Santa Monica has some of the strictest home-share regulations in the United States. Santa Monica’s ordinance prohibits property rentals of 30 days or less with an exception for rentals where a primary resident remains in the dwelling.
The plaintiff in the class-action case is Arlene Rosenblatt, a Santa Monica resident and homeowner who, prior to the ordinance’s passage in 2015, rented out her house on Airbnb for $350 per night when she and her husband traveled. After the City of Santa Monica enacted the ordinance, Rosenblatt sued the city and Santa Monica City Council to repeal the ordinance and recover damages on behalf of herself and a class of similarly situated individuals, claiming that the ordinance violates the dormant Commerce Clause of the United States Constitution, which denies the States the power unjustifiably to discriminate against or burden the interstate flow of articles of commerce.

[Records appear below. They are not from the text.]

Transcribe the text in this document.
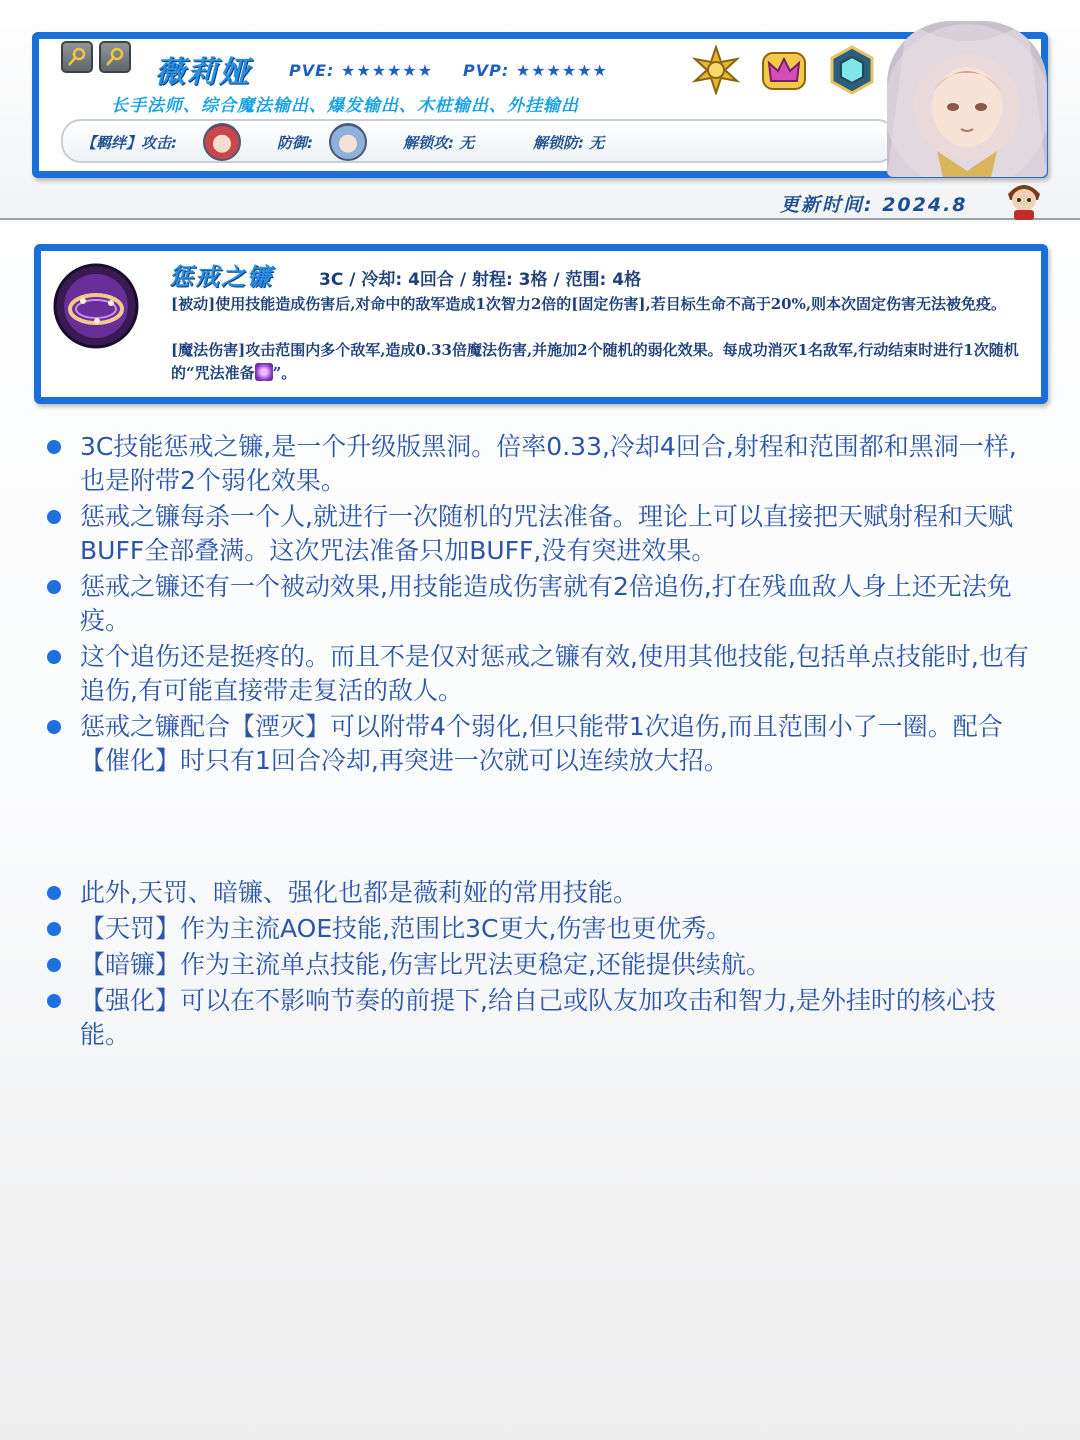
薇莉娅 PVE: ★★★★★★ PVP: ★★★★★★
长手法师、综合魔法输出、爆发输出、木桩输出、外挂输出
【羁绊】攻击:	防御:	解锁攻: 无	解锁防: 无
更新时间: 2024.8
惩戒之镰	3C / 冷却: 4回合 / 射程: 3格 / 范围: 4格
[被动]使用技能造成伤害后,对命中的敌军造成1次智力2倍的[固定伤害],若目标生命不高于20%,则本次固定伤害无法被免疫。
[魔法伤害]攻击范围内多个敌军,造成0.33倍魔法伤害,并施加2个随机的弱化效果。每成功消灭1名敌军,行动结束时进行1次随机的“咒法准备 ”。
3C技能惩戒之镰,是一个升级版黑洞。倍率0.33,冷却4回合,射程和范围都和黑洞一样,也是附带2个弱化效果。
惩戒之镰每杀一个人,就进行一次随机的咒法准备。理论上可以直接把天赋射程和天赋BUFF全部叠满。这次咒法准备只加BUFF,没有突进效果。
惩戒之镰还有一个被动效果,用技能造成伤害就有2倍追伤,打在残血敌人身上还无法免疫。
这个追伤还是挺疼的。而且不是仅对惩戒之镰有效,使用其他技能,包括单点技能时,也有追伤,有可能直接带走复活的敌人。
惩戒之镰配合【湮灭】可以附带4个弱化,但只能带1次追伤,而且范围小了一圈。配合【催化】时只有1回合冷却,再突进一次就可以连续放大招。
此外,天罚、暗镰、强化也都是薇莉娅的常用技能。
【天罚】作为主流AOE技能,范围比3C更大,伤害也更优秀。
【暗镰】作为主流单点技能,伤害比咒法更稳定,还能提供续航。
【强化】可以在不影响节奏的前提下,给自己或队友加攻击和智力,是外挂时的核心技能。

Rosenblatt claimed that the development of the online marketplace for short term rentals allowed tourists to opt for less expensive residential rentals over luxurious, highly occupied and pricey hotels in Santa Monica. According to Rosenblatt, Santa Monica’s real reason for enacting the vacation rental ordinance was to prop up demand for the city’s high-end hotels and thereby reverse a decline in revenue from the City’s 14 percent transient occupancy tax, which the hotels paid but the vacation rentals did not.
In her opinion, however, Judge Jacqueline Nguyen, a federal judge for the United States Court of Appeals 9th Circuit, said the ordinance is not a per se violation of the dormant Commerce Clause because it does not directly regulate interstate commerce.
“The panel rejected the plaintiff’s argument that the ordinance violates the dormant Commerce Clause by directly regulating booking and payment transactions that may occur entirely out-of-state. The panel held that the ordinance applies evenhandedly and does not directly restrain interstate commerce.”
Judge Jacqueline Nguyen, United States Court of Appeals 9th Circuit
“The ordinance penalizes only conduct in Santa Monica, regardless of whether the visitors are in-state or out-of-state. The panel rejected the plaintiff’s argument that the ordinance violates the dormant Commerce Clause by directly regulating booking and payment transactions that may occur entirely out-of-state. The panel held that the ordinance applies evenhandedly and does not directly restrain interstate commerce although it may regulate transactions with an interstate component,” Nguyen wrote.
In August, the Ninth Circuit reaffirmed its rejection of Airbnb, Inc. and Homeaway.com’s challenge to the City of Santa Monica’s Home-Sharing Ordinance in a separate case. Airbnb, Inc. and Homeaway.com argued that the City’s ordinance ran afoul of the Communications Decency Act and the First Amendment because it required the platforms to monitor the content of third-party listings on their sites and remove listings for unlicensed properties.